La fashion week se fait Faschingwoche quand les quinze artistes de Trajal Harrell entrent en scène dans une espèce de cage aux fauves, qui rappelle les cirques de notre enfance, noyés sous les décibels de musiques populaires largement traficotées, « verfremdet » aurait dit Brecht. Les costumes, en effet, sont la vedette des spectacles du chorégraphe américain, exilé à Zurich, mais, ce soir-là, elles partagent l’affiche avec les murs du Palais des Papes. Le contraste est extravagant entre l’austérité du Palais et le baroque des costumes qui travestissent les sexes et les époques. On reste bouche bée et yeux grands ouverts devant la beauté des corps qui tient pour les certains des canons habituels et pour les autres d’une étrangeté qui, justement, interpelle ces mêmes canons. À travers des plumes de paon qui viennent vanter la vanité du vivant, du bord de la scène, Harrell contemple tel un démiurge ses créatures qui s’agitent, dans de larges gestes, sur les rythmes du voguing, très en vogue dans les communautés LGBT. Le grand Fellini n’aurait pas renié ce beau spectacle.

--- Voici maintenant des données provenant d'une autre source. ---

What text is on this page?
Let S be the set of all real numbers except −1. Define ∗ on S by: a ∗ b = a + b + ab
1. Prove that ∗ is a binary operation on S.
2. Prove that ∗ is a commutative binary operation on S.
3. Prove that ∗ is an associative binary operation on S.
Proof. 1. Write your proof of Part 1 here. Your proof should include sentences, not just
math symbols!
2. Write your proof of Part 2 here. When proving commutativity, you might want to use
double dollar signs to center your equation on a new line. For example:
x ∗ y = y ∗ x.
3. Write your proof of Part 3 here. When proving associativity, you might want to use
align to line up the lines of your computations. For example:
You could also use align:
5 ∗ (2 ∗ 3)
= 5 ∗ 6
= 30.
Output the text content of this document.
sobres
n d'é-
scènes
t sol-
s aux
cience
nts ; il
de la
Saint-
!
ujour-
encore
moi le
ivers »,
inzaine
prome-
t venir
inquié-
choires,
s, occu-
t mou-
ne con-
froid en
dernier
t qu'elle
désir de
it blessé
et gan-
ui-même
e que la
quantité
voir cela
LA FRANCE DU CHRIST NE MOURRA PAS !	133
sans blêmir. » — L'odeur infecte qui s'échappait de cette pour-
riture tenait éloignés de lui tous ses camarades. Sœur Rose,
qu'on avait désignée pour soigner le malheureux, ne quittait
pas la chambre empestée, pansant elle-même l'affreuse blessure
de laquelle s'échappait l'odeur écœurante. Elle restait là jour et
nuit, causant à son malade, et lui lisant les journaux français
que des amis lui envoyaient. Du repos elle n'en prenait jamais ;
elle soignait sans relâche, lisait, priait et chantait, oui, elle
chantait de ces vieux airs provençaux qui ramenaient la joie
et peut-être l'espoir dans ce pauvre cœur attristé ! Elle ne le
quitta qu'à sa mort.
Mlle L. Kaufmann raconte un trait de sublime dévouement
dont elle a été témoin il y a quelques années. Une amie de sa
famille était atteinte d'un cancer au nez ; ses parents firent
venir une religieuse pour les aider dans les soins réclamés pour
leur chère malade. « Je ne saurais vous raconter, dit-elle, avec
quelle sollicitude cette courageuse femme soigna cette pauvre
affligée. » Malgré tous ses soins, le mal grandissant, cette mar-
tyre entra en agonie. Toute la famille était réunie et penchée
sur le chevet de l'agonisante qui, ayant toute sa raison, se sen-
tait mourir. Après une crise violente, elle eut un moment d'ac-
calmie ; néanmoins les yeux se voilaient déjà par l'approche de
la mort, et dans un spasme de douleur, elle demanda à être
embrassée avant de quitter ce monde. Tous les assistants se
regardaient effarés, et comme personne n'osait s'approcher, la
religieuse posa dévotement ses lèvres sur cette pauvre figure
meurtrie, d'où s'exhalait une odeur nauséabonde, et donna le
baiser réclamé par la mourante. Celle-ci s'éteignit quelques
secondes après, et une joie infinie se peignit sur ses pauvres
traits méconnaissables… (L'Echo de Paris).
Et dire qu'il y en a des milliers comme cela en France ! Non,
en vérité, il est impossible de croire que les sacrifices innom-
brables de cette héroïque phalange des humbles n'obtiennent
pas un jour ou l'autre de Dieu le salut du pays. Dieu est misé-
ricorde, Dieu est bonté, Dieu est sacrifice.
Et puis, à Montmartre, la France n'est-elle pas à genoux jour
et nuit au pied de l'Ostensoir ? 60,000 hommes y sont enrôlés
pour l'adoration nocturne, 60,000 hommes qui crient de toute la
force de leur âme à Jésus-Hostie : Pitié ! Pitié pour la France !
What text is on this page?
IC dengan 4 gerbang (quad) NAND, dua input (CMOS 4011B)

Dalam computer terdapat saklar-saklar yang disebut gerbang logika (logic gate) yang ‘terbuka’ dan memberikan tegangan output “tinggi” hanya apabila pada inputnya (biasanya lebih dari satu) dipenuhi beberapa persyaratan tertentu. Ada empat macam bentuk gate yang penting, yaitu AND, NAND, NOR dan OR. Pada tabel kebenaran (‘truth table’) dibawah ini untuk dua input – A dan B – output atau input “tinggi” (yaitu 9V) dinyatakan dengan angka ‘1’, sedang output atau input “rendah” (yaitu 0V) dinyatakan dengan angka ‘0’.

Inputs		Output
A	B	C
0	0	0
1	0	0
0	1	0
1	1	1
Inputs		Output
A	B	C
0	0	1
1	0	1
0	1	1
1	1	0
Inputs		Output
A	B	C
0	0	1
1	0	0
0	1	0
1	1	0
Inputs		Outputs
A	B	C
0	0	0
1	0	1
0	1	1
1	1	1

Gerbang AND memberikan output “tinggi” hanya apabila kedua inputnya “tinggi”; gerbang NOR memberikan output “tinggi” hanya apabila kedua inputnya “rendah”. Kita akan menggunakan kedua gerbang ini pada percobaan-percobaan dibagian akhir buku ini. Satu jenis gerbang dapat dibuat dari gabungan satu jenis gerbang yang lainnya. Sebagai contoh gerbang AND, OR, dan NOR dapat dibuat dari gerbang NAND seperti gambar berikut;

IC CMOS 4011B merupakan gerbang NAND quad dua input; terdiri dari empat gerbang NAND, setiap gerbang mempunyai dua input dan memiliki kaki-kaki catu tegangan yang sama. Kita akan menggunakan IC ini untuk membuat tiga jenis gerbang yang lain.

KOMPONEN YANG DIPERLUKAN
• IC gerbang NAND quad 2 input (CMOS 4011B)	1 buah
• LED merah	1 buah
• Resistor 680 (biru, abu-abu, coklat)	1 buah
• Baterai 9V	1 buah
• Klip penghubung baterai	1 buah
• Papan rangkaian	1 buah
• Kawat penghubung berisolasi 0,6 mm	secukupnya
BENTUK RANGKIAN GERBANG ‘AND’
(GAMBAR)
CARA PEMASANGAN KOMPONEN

Antigone in the Amazone, Milo Rau

En transposant le mythe de Sophocle sur les bords de l’Amazone, Milo Rau organise en quelque sorte la rencontre entre Antigone, la Grecque, et Antiope, l’Amazone, nous permettant ainsi (à son corps défendant ?) d’opposer le non de la Grecque au non de l’activiste sudaméricaine Sara Kay. Au nom de la Pacha Mama, de la terre et de la nature, du fleuve meurtri et de la forêt vierge déboisée, la seconde s’oppose au dictateur Bolsonaro, à la solde des multinationales, qui dépouille le peuple jusqu’à la terre où enterrer ses morts. La première s’oppose au despote éclairé Créon qui veille au contrat social garantissant le lien entre ses sujets, prisonnier malheureux de la raison d’État. Sous les applaudissements populistes de la plèbe, elle brandit la Loi divine face aux lois humaines, le droit du sang et du sentiment face à la raison de l’esprit. Le virtuose suisse maîtrise tous les codes du théâtre et de la vidéo, jusqu’à intégrer dans la trame de son spectacle la défection pour éthique politique de Sara Kay, la militante brésilienne. D’où nous vient alors ce léger malaise face à l’enthousiasme d’un public conquis, mais peut-être plus solidaire qu’empathique. Sans aller jusqu’à évoquer l’appropriation culturelle, à quel non d’Antigone devons-nous dire oui ?

L’Addition, Tim Etchells

C’est du Jean-Sol Partre revu par les Marx Brothers, avec la danse des petits pains de Charlot en prime. Vous vous souvenez : dans L’être et le néant, Sartre nous présente comme l’archétype de la vie inauthentique un garçon de café enfermé jusque dans ses moindres gestes dans les stéréotypies de son métier. Aliéné dans son rôle social, il refuse, par lâcheté et commodité, la liberté existentielle. Dans L’Addition de Tim Etchells, ce serait plutôt l’inverse : le duo franco-britannique Bert & Nasi refuse de choisir entre le rôle du serveur et du client ; les deux excellents comédiens échangent leurs rôles, ils jouent, rejouent, surjouent et déjouent jusqu’à plus soif la scène où le garçon verse le vin dans le verre qui n’en finit pas de déborder. C’est Zazie dans le bistrot, mais le « Queneau ! Queneau ! » s’enivre en « que de vin ! que de vin ! » et le simple comique de répétition se sublime en humour où les contraintes de l’Oulipo pointent le bout de leur verre. On peut rire comme un enfant dans ce merveilleux spectacle, on peut aussi s’inquiéter devant le gaspillage des ressources de la planète et on peut enfin s’angoisser devant l’absurdité de la condition humaine qui ne peut s’échapper de l’enfermement de son geste.